According to records obtained by the AP, among the 51 NIH scientists
currently involved in testing products for which they secretly receive
royalties, are Dr. Anthony Fauci, Director of the National Institute of
Allergy and Infectious Diseases and his deputy, Dr. H. Clifford Lane
who "have received tens of thousands of dollars in royalties for an
experimental AIDS treatment they invented [interleukin-2]. At the same
time, their office has spent millions in tax dollars to test the
treatment on patients across the globe."
According to the AP, the government has licensed the commercial rights
to interleukin-2 to Chiron Corp: "Fauci's division subsequently has
spent $36 million in taxpayer money testing the treatment on patients
in one experiment alone. Known as the Esprit experiment, it is one of
the largest AIDS research projects in NIH history, testing
interleukin-2 on patients at more than 200 sites in 18 countries over
the last five years."
Five years ago Donna Shalala, then Secretary of the Health and Human
Services, issued federal requirements (2000) of financial disclosure
requiring NIH scientists to disclose their financial interest in
experimental treatments on informed consent documents reviewed by
patients being recruited as test subjects. According to the Associated
Press, NIH administrators did not even consider implementing the 5 year
old federal requirement until AP filed a Freedom of Information request
last week: \"Quite frankly, we should have done it more quickly..."

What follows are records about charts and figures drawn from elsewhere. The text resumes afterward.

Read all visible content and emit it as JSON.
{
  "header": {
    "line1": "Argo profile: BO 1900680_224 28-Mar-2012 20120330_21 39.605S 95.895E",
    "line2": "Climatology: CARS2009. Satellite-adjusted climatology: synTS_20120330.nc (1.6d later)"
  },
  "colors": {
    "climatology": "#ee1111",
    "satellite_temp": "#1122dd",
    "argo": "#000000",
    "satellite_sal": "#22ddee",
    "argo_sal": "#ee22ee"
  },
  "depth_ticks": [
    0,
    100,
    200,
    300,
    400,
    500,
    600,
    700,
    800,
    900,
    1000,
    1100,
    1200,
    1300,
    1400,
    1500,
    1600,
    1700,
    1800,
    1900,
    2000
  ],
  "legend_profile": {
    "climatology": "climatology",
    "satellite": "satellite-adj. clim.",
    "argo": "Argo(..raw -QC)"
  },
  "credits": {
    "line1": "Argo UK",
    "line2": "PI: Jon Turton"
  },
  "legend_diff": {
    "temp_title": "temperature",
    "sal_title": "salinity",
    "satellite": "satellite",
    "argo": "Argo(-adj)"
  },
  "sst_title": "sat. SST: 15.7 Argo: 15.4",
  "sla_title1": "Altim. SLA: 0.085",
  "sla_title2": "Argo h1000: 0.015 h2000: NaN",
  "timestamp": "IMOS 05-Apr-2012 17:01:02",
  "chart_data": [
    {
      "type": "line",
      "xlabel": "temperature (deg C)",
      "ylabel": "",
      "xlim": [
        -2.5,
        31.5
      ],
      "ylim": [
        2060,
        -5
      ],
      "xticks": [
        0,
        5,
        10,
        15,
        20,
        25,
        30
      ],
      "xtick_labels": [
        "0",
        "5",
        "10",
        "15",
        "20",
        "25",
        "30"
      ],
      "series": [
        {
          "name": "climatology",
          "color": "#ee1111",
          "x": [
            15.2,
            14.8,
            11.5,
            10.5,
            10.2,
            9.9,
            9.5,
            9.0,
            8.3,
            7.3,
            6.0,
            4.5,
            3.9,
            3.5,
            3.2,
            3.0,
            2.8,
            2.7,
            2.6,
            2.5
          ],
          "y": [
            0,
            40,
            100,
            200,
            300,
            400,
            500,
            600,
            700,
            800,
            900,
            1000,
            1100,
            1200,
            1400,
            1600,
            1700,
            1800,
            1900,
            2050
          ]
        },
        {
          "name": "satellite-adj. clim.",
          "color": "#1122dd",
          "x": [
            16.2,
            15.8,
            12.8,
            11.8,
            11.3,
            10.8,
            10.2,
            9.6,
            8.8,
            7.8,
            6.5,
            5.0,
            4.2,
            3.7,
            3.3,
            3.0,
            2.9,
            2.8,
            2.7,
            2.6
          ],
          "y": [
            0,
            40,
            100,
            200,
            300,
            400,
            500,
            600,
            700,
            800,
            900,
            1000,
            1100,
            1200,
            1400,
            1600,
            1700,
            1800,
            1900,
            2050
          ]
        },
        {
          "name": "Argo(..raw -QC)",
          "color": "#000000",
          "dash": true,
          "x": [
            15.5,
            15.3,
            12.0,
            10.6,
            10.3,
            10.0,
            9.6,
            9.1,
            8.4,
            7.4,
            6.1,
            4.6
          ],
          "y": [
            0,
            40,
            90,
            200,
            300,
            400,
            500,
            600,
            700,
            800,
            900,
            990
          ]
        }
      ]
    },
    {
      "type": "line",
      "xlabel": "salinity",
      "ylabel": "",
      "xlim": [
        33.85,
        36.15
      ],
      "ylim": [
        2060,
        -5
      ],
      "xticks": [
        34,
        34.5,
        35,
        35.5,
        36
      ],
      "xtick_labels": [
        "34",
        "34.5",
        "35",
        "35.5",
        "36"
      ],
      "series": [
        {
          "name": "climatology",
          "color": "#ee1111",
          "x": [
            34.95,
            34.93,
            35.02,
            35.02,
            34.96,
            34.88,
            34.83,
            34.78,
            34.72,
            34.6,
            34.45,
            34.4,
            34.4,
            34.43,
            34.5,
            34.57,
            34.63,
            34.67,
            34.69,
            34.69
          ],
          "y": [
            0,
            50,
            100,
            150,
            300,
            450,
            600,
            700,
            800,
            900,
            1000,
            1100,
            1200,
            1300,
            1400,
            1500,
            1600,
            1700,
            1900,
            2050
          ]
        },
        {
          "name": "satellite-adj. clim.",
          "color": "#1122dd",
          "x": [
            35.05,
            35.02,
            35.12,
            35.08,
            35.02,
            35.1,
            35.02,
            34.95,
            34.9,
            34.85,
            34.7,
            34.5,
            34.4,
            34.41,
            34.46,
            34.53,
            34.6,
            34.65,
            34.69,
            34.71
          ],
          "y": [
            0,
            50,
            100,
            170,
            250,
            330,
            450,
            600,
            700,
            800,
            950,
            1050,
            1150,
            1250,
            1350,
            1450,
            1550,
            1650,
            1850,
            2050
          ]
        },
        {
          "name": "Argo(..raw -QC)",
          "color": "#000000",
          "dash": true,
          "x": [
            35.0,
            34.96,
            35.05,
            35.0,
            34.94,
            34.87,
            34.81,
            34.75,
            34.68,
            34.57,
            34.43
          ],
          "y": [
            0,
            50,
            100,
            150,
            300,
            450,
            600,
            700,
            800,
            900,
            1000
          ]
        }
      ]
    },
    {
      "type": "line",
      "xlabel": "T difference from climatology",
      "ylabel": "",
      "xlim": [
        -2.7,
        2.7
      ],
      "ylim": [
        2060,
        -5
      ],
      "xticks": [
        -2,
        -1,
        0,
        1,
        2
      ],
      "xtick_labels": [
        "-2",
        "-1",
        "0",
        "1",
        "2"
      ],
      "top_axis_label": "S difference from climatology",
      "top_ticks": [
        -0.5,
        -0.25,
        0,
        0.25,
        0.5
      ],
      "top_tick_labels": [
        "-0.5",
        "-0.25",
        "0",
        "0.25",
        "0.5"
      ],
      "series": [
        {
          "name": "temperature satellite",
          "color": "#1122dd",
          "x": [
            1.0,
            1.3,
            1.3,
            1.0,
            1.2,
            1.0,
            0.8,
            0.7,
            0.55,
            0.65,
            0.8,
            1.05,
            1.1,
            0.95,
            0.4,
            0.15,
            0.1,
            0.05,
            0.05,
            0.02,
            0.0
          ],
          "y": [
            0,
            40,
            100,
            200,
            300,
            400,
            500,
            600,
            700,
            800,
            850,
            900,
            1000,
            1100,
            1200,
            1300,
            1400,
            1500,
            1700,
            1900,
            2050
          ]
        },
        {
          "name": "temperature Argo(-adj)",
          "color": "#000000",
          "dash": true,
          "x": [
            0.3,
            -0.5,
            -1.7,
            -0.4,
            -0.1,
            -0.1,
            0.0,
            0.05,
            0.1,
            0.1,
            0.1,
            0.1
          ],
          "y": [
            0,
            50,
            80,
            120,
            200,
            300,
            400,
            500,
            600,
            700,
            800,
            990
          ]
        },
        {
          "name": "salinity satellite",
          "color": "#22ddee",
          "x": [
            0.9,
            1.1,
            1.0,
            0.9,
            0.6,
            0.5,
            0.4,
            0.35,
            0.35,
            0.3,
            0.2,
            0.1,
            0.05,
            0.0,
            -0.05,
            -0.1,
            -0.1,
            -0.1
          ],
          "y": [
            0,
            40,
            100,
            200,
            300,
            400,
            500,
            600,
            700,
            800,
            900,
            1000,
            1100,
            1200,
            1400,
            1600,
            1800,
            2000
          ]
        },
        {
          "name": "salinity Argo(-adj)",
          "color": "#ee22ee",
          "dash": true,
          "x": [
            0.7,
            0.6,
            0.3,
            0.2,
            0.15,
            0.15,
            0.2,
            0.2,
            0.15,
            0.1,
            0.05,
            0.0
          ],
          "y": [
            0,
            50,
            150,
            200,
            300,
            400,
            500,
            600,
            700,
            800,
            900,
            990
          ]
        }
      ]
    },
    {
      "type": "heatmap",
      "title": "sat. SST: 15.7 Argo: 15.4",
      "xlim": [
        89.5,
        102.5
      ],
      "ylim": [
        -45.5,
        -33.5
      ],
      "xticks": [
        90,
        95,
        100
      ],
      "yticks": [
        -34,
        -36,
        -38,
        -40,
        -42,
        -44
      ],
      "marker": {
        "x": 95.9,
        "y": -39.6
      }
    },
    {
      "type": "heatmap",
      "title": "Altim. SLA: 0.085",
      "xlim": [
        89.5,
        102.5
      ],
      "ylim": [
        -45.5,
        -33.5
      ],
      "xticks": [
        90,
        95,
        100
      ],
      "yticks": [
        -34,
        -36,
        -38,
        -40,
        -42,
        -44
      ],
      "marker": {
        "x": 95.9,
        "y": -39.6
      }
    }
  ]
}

Scientists at the nation's premier research centers who violate
ethical and legal requirements and use underhanded recruitment tactics,
pose a very real and present threat to public safety: "hundreds,
perhaps thousands, of patients in NIH experiments made decisions to
participate in experiments that often carry risks without full
knowledge about the researchers' financial interests."

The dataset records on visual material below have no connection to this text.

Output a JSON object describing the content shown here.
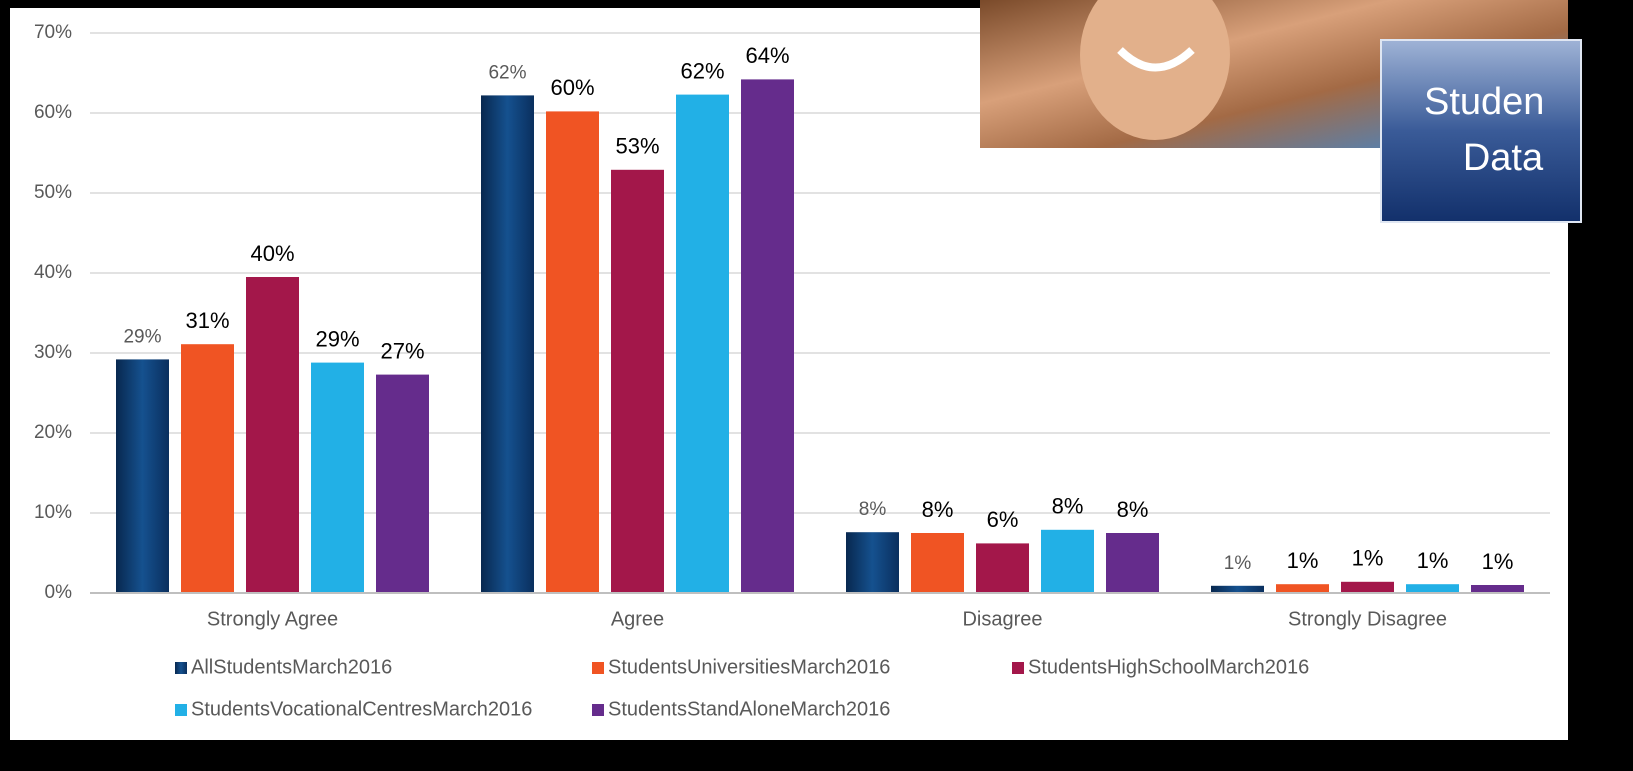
{
  "chart_data": {
    "type": "bar",
    "categories": [
      "Strongly Agree",
      "Agree",
      "Disagree",
      "Strongly Disagree"
    ],
    "series": [
      {
        "name": "AllStudentsMarch2016",
        "color": "#0f3f7c",
        "values": [
          29.2,
          62.2,
          7.6,
          0.9
        ],
        "value_labels": [
          "29%",
          "62%",
          "8%",
          "1%"
        ]
      },
      {
        "name": "StudentsUniversitiesMarch2016",
        "color": "#f05423",
        "values": [
          31.1,
          60.2,
          7.5,
          1.1
        ],
        "value_labels": [
          "31%",
          "60%",
          "8%",
          "1%"
        ]
      },
      {
        "name": "StudentsHighSchoolMarch2016",
        "color": "#a3174a",
        "values": [
          39.5,
          52.9,
          6.2,
          1.4
        ],
        "value_labels": [
          "40%",
          "53%",
          "6%",
          "1%"
        ]
      },
      {
        "name": "StudentsVocationalCentresMarch2016",
        "color": "#22b0e6",
        "values": [
          28.8,
          62.3,
          7.9,
          1.1
        ],
        "value_labels": [
          "29%",
          "62%",
          "8%",
          "1%"
        ]
      },
      {
        "name": "StudentsStandAloneMarch2016",
        "color": "#652c8c",
        "values": [
          27.3,
          64.2,
          7.5,
          1.0
        ],
        "value_labels": [
          "27%",
          "64%",
          "8%",
          "1%"
        ]
      }
    ],
    "ylim": [
      0,
      70
    ],
    "yticks": [
      {
        "value": 0,
        "label": "0%"
      },
      {
        "value": 10,
        "label": "10%"
      },
      {
        "value": 20,
        "label": "20%"
      },
      {
        "value": 30,
        "label": "30%"
      },
      {
        "value": 40,
        "label": "40%"
      },
      {
        "value": 50,
        "label": "50%"
      },
      {
        "value": 60,
        "label": "60%"
      },
      {
        "value": 70,
        "label": "70%"
      }
    ],
    "grid": true,
    "legend": "bottom"
  },
  "overlay": {
    "caption_lines": [
      "Studen",
      "Data"
    ]
  }
}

The scope of ethical / legal violations and corrupt human recruitment
practices by researchers at America's premier medical research
institutions is reaching the proportions of a tzunami. Self-regulation
and peer review have proven about as reliable at ensuring ethical and
scientific integrity as expecting the Mafia to vouch for the honesty of
one of its own...
It will take more than pledges and promises by the director of NIH-it
will take more than TALK about "transparency" to restore moral
integrity. It will take a law accompanied by specified penalties to fit
the crime-like the Sarbanes Oxley law. And most important, it will
take an external enforcement mechanism to keep scientists honest. Say,
a "corrupt science practice" division at the Department of Justice.
It will also require effective whistleblower protection laws.